No Job Either Good or Bad but Politics Makes It So

If you hear somebody talking about the U.S. “jobs problem,” ask which one.

Let’s talk about three: First, even as unemployment has inched down, the economy has created barely enough jobs to match population growth. Second, this enormous labor-market “slack” has stifled workers’ bargaining power and kept wages low. Third, even with a “tighter” labor market, workers would still be in a weak bargaining position due to policies that have undermined unions, the welfare state, and labor-market regulation.

First, the Great Recession has left the U.S. with an enormous jobs hole. The silver lining of declining unemployment—down from 10 percent to about 7.5 percent over the last few years—surrounds a gigantic dark cloud: The employment-to-population ratio fell dramatically during the recession and has hardly budged since.

That’s because labor-force participation, the percentage of working-age individuals who are employed or looking for work, has plummeted. “It’s the lack of job opportunities,” argues Heidi Schierholz of the Economic Policy Institute, “that is keeping these workers from working or seeking work.” A stimulus too small to make up for the collapse in private spending and a premature turn toward deficit reduction have helped keep us in this hole.

Whether a job is good or bad is not an inherent fact of the kind of work done. Manufacturing jobs became “good jobs” due to unionization, full-employment policies, labor-market regulations, etc.

Next, high unemployment makes it hard for workers to bargain higher wages or better working conditions. In May, the International Labor Organization published research showing what looks like a “tradeoff” between employment growth and “job quality” since 2007.

This doesn’t mean, warns economist Dean Baker of the Center for Economic and Policy Research (CEPR), that we “have to kick workers in the face to have a good economy.” Rather, employment in high-quality jobs tends to be stable, while workers in low-quality jobs lack job security. Therefore, low-quality jobs tend to disappear during downturns (making average job quality rise) and reappear during recoveries (making average job quality fall).

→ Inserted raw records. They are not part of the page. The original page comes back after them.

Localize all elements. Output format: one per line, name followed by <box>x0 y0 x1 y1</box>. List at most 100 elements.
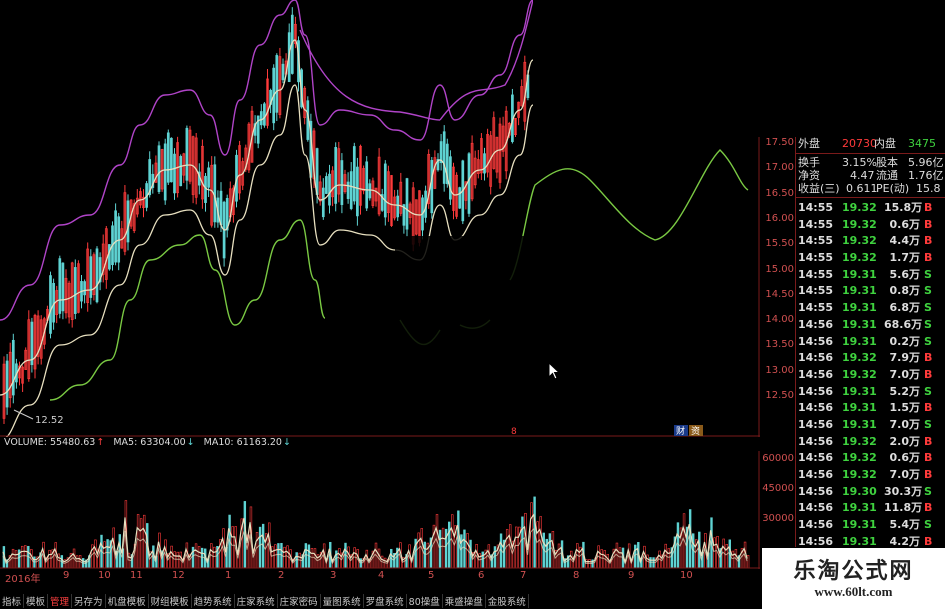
volume-bar <box>746 555 750 569</box>
candle-body <box>449 156 452 200</box>
volume-bar <box>33 556 36 569</box>
tick-row: 14:56 19.32 2.0万 B <box>796 434 945 451</box>
watermark-url: www.60lt.com <box>814 584 893 599</box>
candle-body <box>5 360 9 408</box>
bottom-tab-bar: 指标 模板 管理 另存为 机盘模板 财组模板 趋势系统 庄家系统 庄家密码 量图系统 罗盘系统 80操… <box>0 594 760 609</box>
volume-bar <box>200 547 204 569</box>
tick-time: 14:56 <box>798 401 834 415</box>
candle-body <box>396 195 400 218</box>
tick-price: 19.31 <box>842 401 877 415</box>
tick-row: 14:56 19.32 7.9万 B <box>796 350 945 367</box>
tick-side: B <box>924 401 933 415</box>
candle-body <box>108 244 111 270</box>
tab-0[interactable]: 指标 <box>0 594 25 608</box>
candle-body <box>95 248 99 303</box>
volume-bar <box>600 549 603 569</box>
volume-bar <box>530 502 533 569</box>
tab-2[interactable]: 管理 <box>48 594 73 608</box>
tick-row: 14:55 19.32 0.6万 B <box>796 217 945 234</box>
tick-time: 14:56 <box>798 501 834 515</box>
volume-chart-panel[interactable] <box>0 451 760 569</box>
tick-row: 14:56 19.31 0.2万 S <box>796 334 945 351</box>
candle-body <box>349 171 353 209</box>
volume-bar <box>676 522 680 569</box>
volume-bar <box>139 518 143 569</box>
candle-body <box>383 163 387 218</box>
neipan-label: 内盘 <box>874 137 896 150</box>
tick-price: 19.32 <box>842 201 877 214</box>
tab-4[interactable]: 机盘模板 <box>106 594 149 608</box>
tick-volume: 68.6万 <box>884 317 923 331</box>
candle-body <box>368 183 372 199</box>
candle-body <box>483 153 486 174</box>
candle-body <box>204 175 207 203</box>
tab-11[interactable]: 80操盘 <box>407 594 443 608</box>
tick-row: 14:56 19.31 4.2万 B <box>796 534 945 547</box>
date-label: 6 <box>478 570 485 581</box>
vol-axis-label: 45000 <box>762 483 794 494</box>
tab-5[interactable]: 财组模板 <box>149 594 192 608</box>
volume-bar <box>310 548 314 569</box>
tick-side: B <box>924 217 933 231</box>
tab-6[interactable]: 趋势系统 <box>192 594 235 608</box>
tab-10[interactable]: 罗盘系统 <box>364 594 407 608</box>
date-label: 9 <box>628 570 635 581</box>
date-label: 1 <box>225 570 232 581</box>
candle-body <box>259 111 263 126</box>
volume-bar <box>48 549 51 569</box>
tick-side: B <box>924 367 933 381</box>
tick-price: 19.32 <box>842 434 877 448</box>
candle-body <box>430 160 434 214</box>
tick-volume: 0.6万 <box>889 217 921 231</box>
tab-1[interactable]: 模板 <box>24 594 49 608</box>
volume-bar <box>438 529 442 569</box>
candle-body <box>83 281 86 296</box>
tick-volume: 11.8万 <box>884 501 923 515</box>
tick-volume: 6.8万 <box>889 301 921 315</box>
date-label: 9 <box>63 570 70 581</box>
tick-volume: 30.3万 <box>884 484 923 498</box>
tick-price: 19.30 <box>842 484 877 498</box>
marker-r: 8 <box>511 427 517 437</box>
tick-time: 14:55 <box>798 267 834 281</box>
candle-body <box>281 63 285 81</box>
volume-bar <box>463 529 466 569</box>
candle-body <box>213 164 217 223</box>
tick-volume: 0.8万 <box>889 284 921 298</box>
tick-volume: 0.2万 <box>889 334 921 348</box>
price-chart-panel[interactable]: 12.52 8 财 资 <box>0 0 760 437</box>
tick-volume: 0.6万 <box>889 451 921 465</box>
candle-body <box>185 127 189 181</box>
tick-volume: 5.6万 <box>889 267 921 281</box>
tick-list: 14:55 19.32 15.8万 B 14:55 19.32 0.6万 B 14:55 19.3… <box>796 200 945 547</box>
tick-side: S <box>924 267 932 281</box>
volume-bar <box>176 551 179 569</box>
tab-7[interactable]: 庄家系统 <box>235 594 278 608</box>
tick-volume: 7.9万 <box>889 351 921 365</box>
tab-12[interactable]: 乘盛操盘 <box>443 594 486 608</box>
huanshou-value: 3.15% <box>842 156 877 169</box>
tab-9[interactable]: 量图系统 <box>321 594 364 608</box>
tick-price: 19.32 <box>842 351 877 365</box>
tick-time: 14:56 <box>798 417 834 431</box>
volume-bar <box>667 548 671 569</box>
tick-row: 14:56 19.31 11.8万 B <box>796 500 945 517</box>
tick-row: 14:56 19.32 7.0万 B <box>796 467 945 484</box>
volume-bar <box>713 537 716 569</box>
date-label: 8 <box>573 570 580 581</box>
tab-13[interactable]: 金股系统 <box>486 594 529 608</box>
tick-side: B <box>924 434 933 448</box>
candle-body <box>365 161 369 209</box>
tab-8[interactable]: 庄家密码 <box>278 594 321 608</box>
ma10-label: MA10: 61163.20 <box>203 437 282 448</box>
price-axis-label: 15.00 <box>765 263 794 275</box>
tab-3[interactable]: 另存为 <box>72 594 106 608</box>
volume-header: VOLUME: 55480.63↑ MA5: 63304.00↓ MA10: 6… <box>4 437 291 448</box>
tick-row: 14:56 19.32 7.0万 B <box>796 367 945 384</box>
blank-overlay <box>533 0 760 137</box>
candle-body <box>325 176 328 194</box>
volume-bar <box>447 521 451 569</box>
candle-body <box>173 153 176 194</box>
tick-side: B <box>924 501 933 515</box>
tick-time: 14:56 <box>798 468 834 481</box>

On the flip-side, recoveries and booms also mean “tighter” labor markets, which increase workers’ bargaining power and so should increase job quality. This effect typically kicks in, however, only when the unemployment rate gets quite low—below 5 percent—and we’re a long way from there. With economic growth resuming but wages stagnant, corporate profits now account for a near-record percentage of total income. This helps explain why corporations have been content with policies allowing the crisis to drag on through years of lethargic “recovery.”

Finally, lack of high-quality jobs is no mere cyclical issue. It has been a central problem for three decades. Economists tend to emphasize the seemingly inexorable forces of globalization and technological change, insinuating that the lack of good jobs is an unavoidable fact of life.

As Baker notes, there’s not much evidence that technological change is faster now than in earlier eras, nor particularly damaging to ordinary workers (as opposed to technical, professional, or managerial employees). Meanwhile, the current form of economic globalization is not some inevitable course of nature, but a result of the distribution of political power in our society. Elites designed laws and treaties to make capital more mobile across international borders—that is, to make it easier for companies to move (or threaten to move) operations to places where wages are lower and regulations weaker.

Globalization, in turn, is only one of several changes undermining workers’ bargaining power—along with government and employer attacks on labor unions, the weakening of the welfare state, and the rollback of labor regulations. These factors are missing from the mantra that workers should just resign themselves to the new reality, that the “good jobs” are gone and never coming back. But they’re also missing from some well-meaning suggestions for getting those jobs back—whether a more favorable exchange rate, increased education and skills, or industrial policies to create new “blue collar” or “green collar” employment.

Whether a job is good or bad is not, for the most part, an inherent fact of the kind of work done. Manufacturing jobs became “good jobs”—in particular times and places—due to unionization, full-employment policies, labor-market regulations, etc. So-called good jobs in transportation and construction have not “gone” anywhere, but job quality in those sectors has declined due to deunionization, deregulation, and the rise of contingent labor.

Meanwhile, so-called bad jobs in hospitality, maintenance, and other service sectors are not uniformly bad. As Paul Osterman and Beth Shulman note in Good Jobs America (2011), food-service workers in Las Vegas, where unions are relatively strong, make about $2 more per hour than in largely non-union Orlando. Hotel room cleaners in Vegas, meanwhile, make about $4 more per hour than in Orlando.

There is nothing that makes food service an intrinsically bad job, any more than something makes factory work or trucking intrinsically good.

The fault, in other words, lies not in our jobs, but in our politics.


Alejandro Reuss is co-editor of Dollars & Sense.